Upload to GitHub release

Attaches published-mrtds.json to the specified release tag using gh release upload. Also updates the checksums file.

4

Sign the updated checksums

Re-signs checksums.txt with cosign to include the hash of the newly uploaded MRTD file.

Architecture Decision Records

Key architectural decisions governing attestation policy management, versioning, and release processes.

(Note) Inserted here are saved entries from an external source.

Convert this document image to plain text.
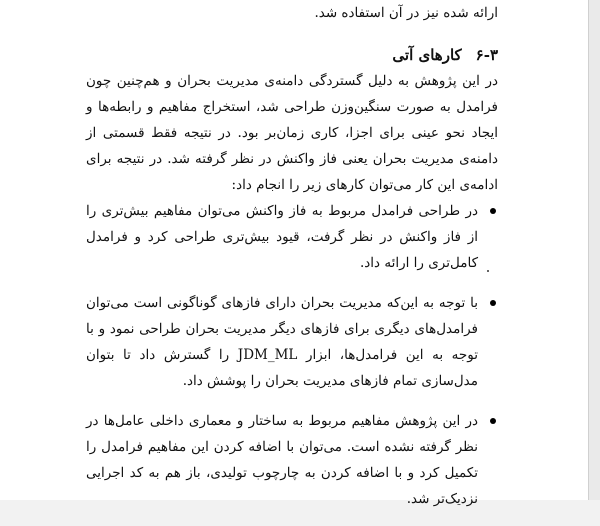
ارائه شده نیز در آن استفاده شد.
۶-۳
کارهای آتی
در این پژوهش به دلیل گستردگی دامنه‌ی مدیریت بحران و هم‌چنین چون فرامدل به صورت سنگین‌وزن طراحی شد، استخراج مفاهیم و رابطه‌ها و ایجاد نحو عینی برای اجزا، کاری زمان‌بر بود. در نتیجه فقط قسمتی از دامنه‌ی مدیریت بحران یعنی فاز واکنش در نظر گرفته شد. در نتیجه برای ادامه‌ی این کار می‌توان کارهای زیر را انجام داد:
در طراحی فرامدل مربوط به فاز واکنش می‌توان مفاهیم بیش‌تری را از فاز واکنش در نظر گرفت، قیود بیش‌تری طراحی کرد و فرامدل کامل‌تری را ارائه داد.
با توجه به این‌که مدیریت بحران دارای فازهای گوناگونی است می‌توان فرامدل‌های دیگری برای فازهای دیگر مدیریت بحران طراحی نمود و با توجه به این فرامدل‌ها، ابزار JDM_ML را گسترش داد تا بتوان مدل‌سازی تمام فازهای مدیریت بحران را پوشش داد.
در این پژوهش مفاهیم مربوط به ساختار و معماری داخلی عامل‌ها در نظر گرفته نشده است. می‌توان با اضافه کردن این مفاهیم فرامدل را تکمیل کرد و با اضافه کردن به چارچوب تولیدی، باز هم به کد اجرایی نزدیک‌تر شد.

ADR-0001 KMS Profile Pinning

Context

The KMS must serve exactly one profile at a time. Misconfiguring the profile breaks cohort separation — a debug KMS could accidentally release keys to production nodes, or vice versa.

Decision

Pinned profile file + reject KMS_POLICY_PROFILE override

The KMS reads its profile from a pinned file (/etc/mero-kms/image-profile) baked into the container image at build time. The MERO_KMS_PROFILE environment variable is validated against the pinned file. If they disagree, the KMS refuses to start. This prevents accidental profile mismatches in deployment configurations.

Consequences

  • Each profile requires a separate KMS container image (already the case for measurement integrity).
  • Operators cannot override the profile at runtime — they must deploy the correct image.
  • Startup fails loudly on mismatch, preventing silent policy violations.
ADR-0002 Release Policy Source of Truth

Context

Attestation policy must be versioned, auditable, and tamper-evident. Multiple sources of truth (environment variables, config files, hardcoded values) create confusion and risk.

Decision

PR-governed policy files consumed at release

The canonical attestation policy lives in version-controlled JSON files (kms-phala-attestation-policy.{profile}.json) in the mero-tee repository. Changes require a PR with security-team review. The release workflow bundles these files into GitHub release assets, which the KMS fetches at startup.

Consequences

  • Policy changes are auditable via git history and PR reviews.
  • No out-of-band policy updates — all changes go through the PR process.
  • The USE_ENV_POLICY escape hatch exists for development but is blocked in production by CI checks.
  • Policy is immutable once released — changing it requires a new release.
ADR-0003 Version Sync Guard

Context

KMS and node image versions are tightly coupled. A KMS update may change measurements, requiring a corresponding policy update. Deploying one without the other creates a window where attestation fails.

Decision

Coupled KMS/node version bumps with CI guard

A CI check enforces that when the KMS version or node image version is bumped, the other is either bumped simultaneously or explicitly marked as unchanged. The check inspects the PR diff for version-related files and blocks merge if coupling constraints are violated.

Consequences

  • Prevents accidental partial rollouts where KMS and node versions are mismatched.
  • Adds friction to version bumps — both components must be considered even for single-component changes.
  • The CI guard can be overridden with a skip-version-sync label for genuine single-component updates, requiring a justification comment.
  • Release notes must document the version coupling for each release.